You may also consider letting customers know of the internal safety protocols you’ve implemented to keep your team healthy. Customers want to do business with responsible organizations that treat their employees right; in fact, 90% of consumers in a recent survey said that how well a company treats employees — in good times and bad — is important to them.
Send regular emails or texts
If you haven’t been regularly contacting your customers via email or text messages, consider it now. Your goal should be to provide customers with relevant information, and to make sure they’re aware that you’re up and running. Beyond simply alerting people that you’re open, you can use emails to encourage purchases by offering discounts, giving incentives for referrals, providing notice of restocked items, or introducing new products and services.
In addition to emailing customers, email your partners, suppliers, and vendors. They have a vested interest in your success, and can help spread the word that you’re open for business once again. However, be sure that you’re minding privacy laws, and only send communications to people who have given you permission to do so.

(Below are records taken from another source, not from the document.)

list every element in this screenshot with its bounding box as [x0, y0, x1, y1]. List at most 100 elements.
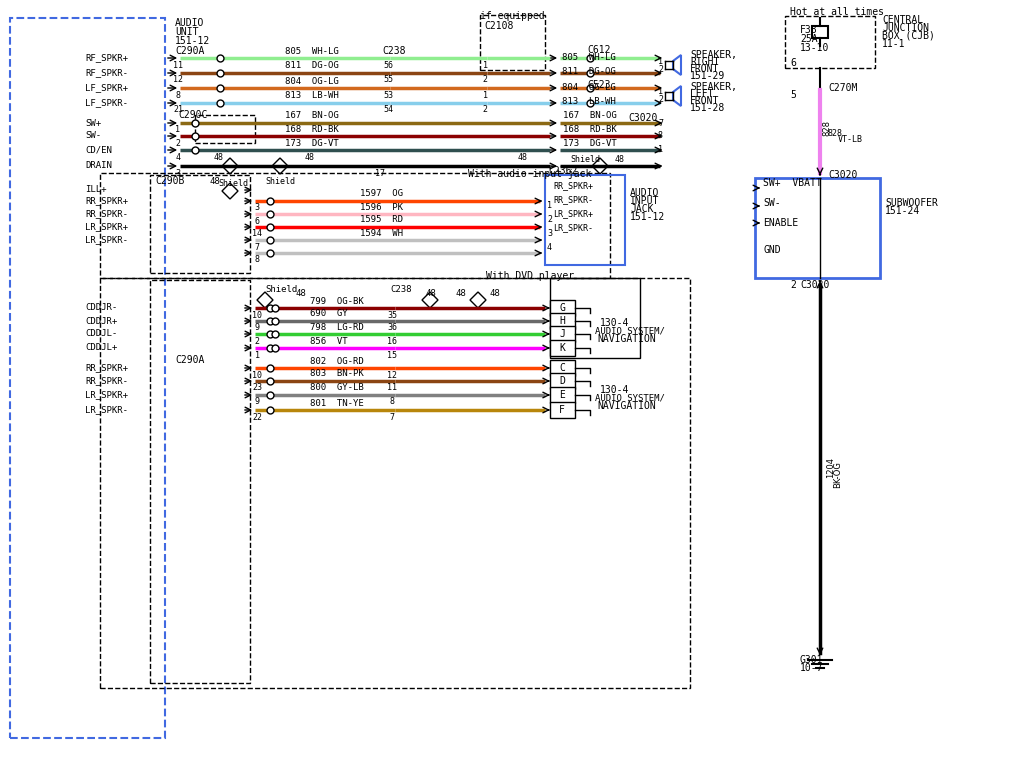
Bar	[550, 360, 575, 376]
Text: 12: 12	[173, 75, 183, 84]
Text: RR_SPKR+: RR_SPKR+	[553, 181, 593, 190]
Bar	[480, 15, 545, 70]
Text: AUDIO SYSTEM/: AUDIO SYSTEM/	[595, 393, 665, 402]
Text: 15: 15	[387, 350, 397, 359]
Text: 173  DG-VT: 173 DG-VT	[563, 138, 616, 147]
Text: 167  BN-OG: 167 BN-OG	[285, 111, 339, 121]
Text: 48: 48	[305, 154, 315, 163]
Text: CD/EN: CD/EN	[85, 145, 112, 154]
Text: 8: 8	[389, 398, 394, 406]
Text: 7: 7	[255, 243, 259, 251]
Text: 8: 8	[658, 131, 663, 141]
Bar	[100, 173, 610, 278]
Text: ILL+: ILL+	[85, 186, 106, 194]
Text: 151-28: 151-28	[690, 103, 725, 113]
Text: 1595  RD: 1595 RD	[360, 216, 403, 224]
Text: C523: C523	[587, 80, 610, 90]
Text: BK-OG: BK-OG	[833, 462, 842, 488]
Text: C290A: C290A	[175, 355, 205, 365]
Text: 1: 1	[658, 145, 663, 154]
Bar	[550, 300, 575, 316]
Text: Shield: Shield	[218, 180, 248, 188]
Text: 151-29: 151-29	[690, 71, 725, 81]
Text: INPUT: INPUT	[630, 196, 659, 206]
Text: C2362: C2362	[548, 166, 578, 176]
Text: AUDIO SYSTEM/: AUDIO SYSTEM/	[595, 326, 665, 336]
Text: LF_SPKR-: LF_SPKR-	[85, 98, 128, 108]
Text: SW-: SW-	[85, 131, 101, 141]
Text: 1: 1	[658, 88, 663, 97]
Text: 2: 2	[482, 105, 487, 114]
Text: 168  RD-BK: 168 RD-BK	[285, 124, 339, 134]
Text: Hot at all times: Hot at all times	[790, 7, 884, 17]
Text: 9: 9	[255, 398, 259, 406]
Text: JACK: JACK	[630, 204, 653, 214]
Text: CENTRAL: CENTRAL	[882, 15, 923, 25]
Text: RIGHT: RIGHT	[690, 57, 720, 67]
Text: RR_SPKR-: RR_SPKR-	[85, 376, 128, 386]
Text: 22: 22	[252, 412, 262, 422]
Text: 1: 1	[547, 200, 552, 210]
Text: 4: 4	[547, 243, 552, 251]
Text: 1: 1	[482, 91, 487, 100]
Text: 1597  OG: 1597 OG	[360, 190, 403, 198]
Text: 10: 10	[252, 370, 262, 379]
Text: 3: 3	[175, 168, 180, 177]
Bar	[150, 175, 250, 273]
Bar	[550, 326, 575, 342]
Text: FRONT: FRONT	[690, 64, 720, 74]
Text: F38: F38	[800, 25, 817, 35]
Text: 23: 23	[252, 383, 262, 392]
Text: LEFT: LEFT	[690, 89, 714, 99]
Text: 2: 2	[658, 95, 663, 104]
Text: NAVIGATION: NAVIGATION	[597, 401, 655, 411]
Text: SW+  VBATT: SW+ VBATT	[763, 178, 821, 188]
Bar	[550, 387, 575, 403]
Text: 7: 7	[389, 412, 394, 422]
Text: 801  TN-YE: 801 TN-YE	[310, 399, 364, 408]
Bar	[785, 16, 874, 68]
Text: SPEAKER,: SPEAKER,	[690, 82, 737, 92]
Bar	[550, 402, 575, 418]
Text: CDDJR+: CDDJR+	[85, 316, 118, 326]
Text: C2108: C2108	[484, 21, 513, 31]
Text: LR_SPKR+: LR_SPKR+	[85, 390, 128, 399]
Text: 16: 16	[387, 336, 397, 346]
Text: LR_SPKR-: LR_SPKR-	[85, 406, 128, 415]
Text: 167  BN-OG: 167 BN-OG	[563, 111, 616, 121]
Bar	[545, 175, 625, 265]
Text: RR_SPKR-: RR_SPKR-	[553, 196, 593, 204]
Text: 9: 9	[255, 323, 259, 333]
Text: 804  OG-LG: 804 OG-LG	[562, 84, 615, 92]
Text: SUBWOOFER: SUBWOOFER	[885, 198, 938, 208]
Bar	[550, 278, 640, 358]
Bar	[550, 340, 575, 356]
Text: 1: 1	[658, 58, 663, 67]
Text: 3: 3	[255, 204, 259, 213]
Text: 48: 48	[214, 154, 224, 163]
Text: 2: 2	[790, 280, 796, 290]
Text: 151-24: 151-24	[885, 206, 921, 216]
Text: 11: 11	[173, 61, 183, 69]
Text: 2: 2	[255, 336, 259, 346]
Text: 1594  WH: 1594 WH	[360, 229, 403, 237]
Text: 813  LB-WH: 813 LB-WH	[285, 91, 339, 101]
Text: 811  DG-OG: 811 DG-OG	[285, 61, 339, 71]
Text: 48: 48	[455, 289, 466, 297]
Text: CDDJL+: CDDJL+	[85, 343, 118, 353]
Text: 55: 55	[383, 75, 393, 84]
Text: AUDIO: AUDIO	[175, 18, 205, 28]
Text: C3020: C3020	[628, 113, 657, 123]
Text: 173  DG-VT: 173 DG-VT	[285, 138, 339, 147]
Text: 3: 3	[547, 229, 552, 237]
Text: Shield: Shield	[265, 177, 295, 186]
Text: G: G	[559, 303, 565, 313]
Text: 803  BN-PK: 803 BN-PK	[310, 369, 364, 379]
Text: 151-12: 151-12	[630, 212, 666, 222]
Text: C3020: C3020	[828, 170, 857, 180]
Text: SW+: SW+	[85, 118, 101, 127]
Text: 5: 5	[790, 90, 796, 100]
Text: 151-12: 151-12	[175, 36, 210, 46]
Text: K: K	[559, 343, 565, 353]
Text: 130-4: 130-4	[600, 385, 630, 395]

Update your online presence
If you’ve reopened your showrooms, shops, or sales offices, post any relevant changes to your operations on your website. Since so many business relationships start with search, also consider updating your Google listing, and any profiles on other business sites, to encourage existing and potential buyers to shop with you. The keywords people use to find companies may have evolved, too. Consider adding important adjectives, such as “safe” and “clean” to your site, so you address current concerns. Some towns, industry groups, and others are promoting lists of businesses that are open. These lists are often something as simple as a Google document or spreadsheet created and shared via community apps or through other means. Ask your local business or industry group if one exists. If not, consider creating one yourself.

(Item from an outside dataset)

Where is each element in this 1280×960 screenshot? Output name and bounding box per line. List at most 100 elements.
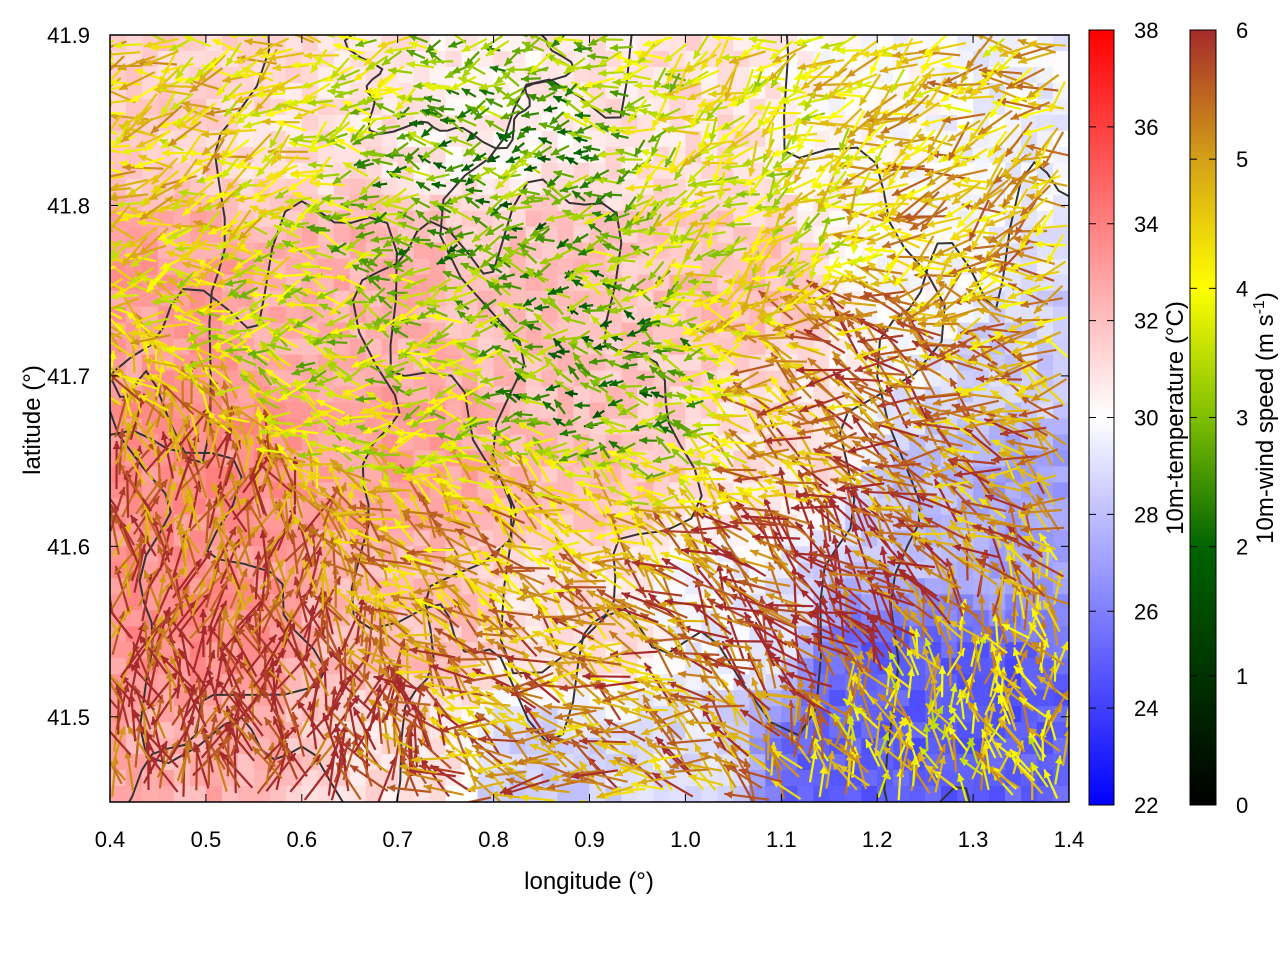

One-quarter of SMBs are increasing social media use to stay visible and viable. If you use social media for your business, double down on it now. LinkedIn is ideal for keeping clients and vendors updated regarding changes to operations, manufacturing capacity, delivery and receiving protocols, and more. Retailers and other consumer-facing companies, on the other hand, can use platforms like Twitter and Facebook to update customers about hours or other service changes. Instagram, if it fits your target profile, is a great way for your business to tap into the power of visual messages. Images of your newest items, your team hard at work, or happy customers may help encourage business.
Recognize VIP customers
Make a special point of reaching out to your best clients with a personal email or a phone call, not only to update them on your company’s status, but also to see if there are any other ways you can assist them during this time. Listening, after all, is a key element of communication, and your efforts to help them will reinforce your business’s value to them. What’s more, hearing their needs and concerns can provide you with ideas for new, relevant offerings and services.
Of businesses that closed due to COVID-19, 44% in the Paychex survey said reopening has gone as expected, as of mid-June, and 12% said it’s proceeding even better than they’d hoped.
1 Paychex survey of 300 U.S. owners of businesses with 2 to 500 employees. Wave 1 was fielded April 17-20; Wave 2, April 24-27; Wave 3, May 1-4; Wave 4, May 15-17; Wave 5, June 12-15. Each survey has a +/-5.66% margin of error.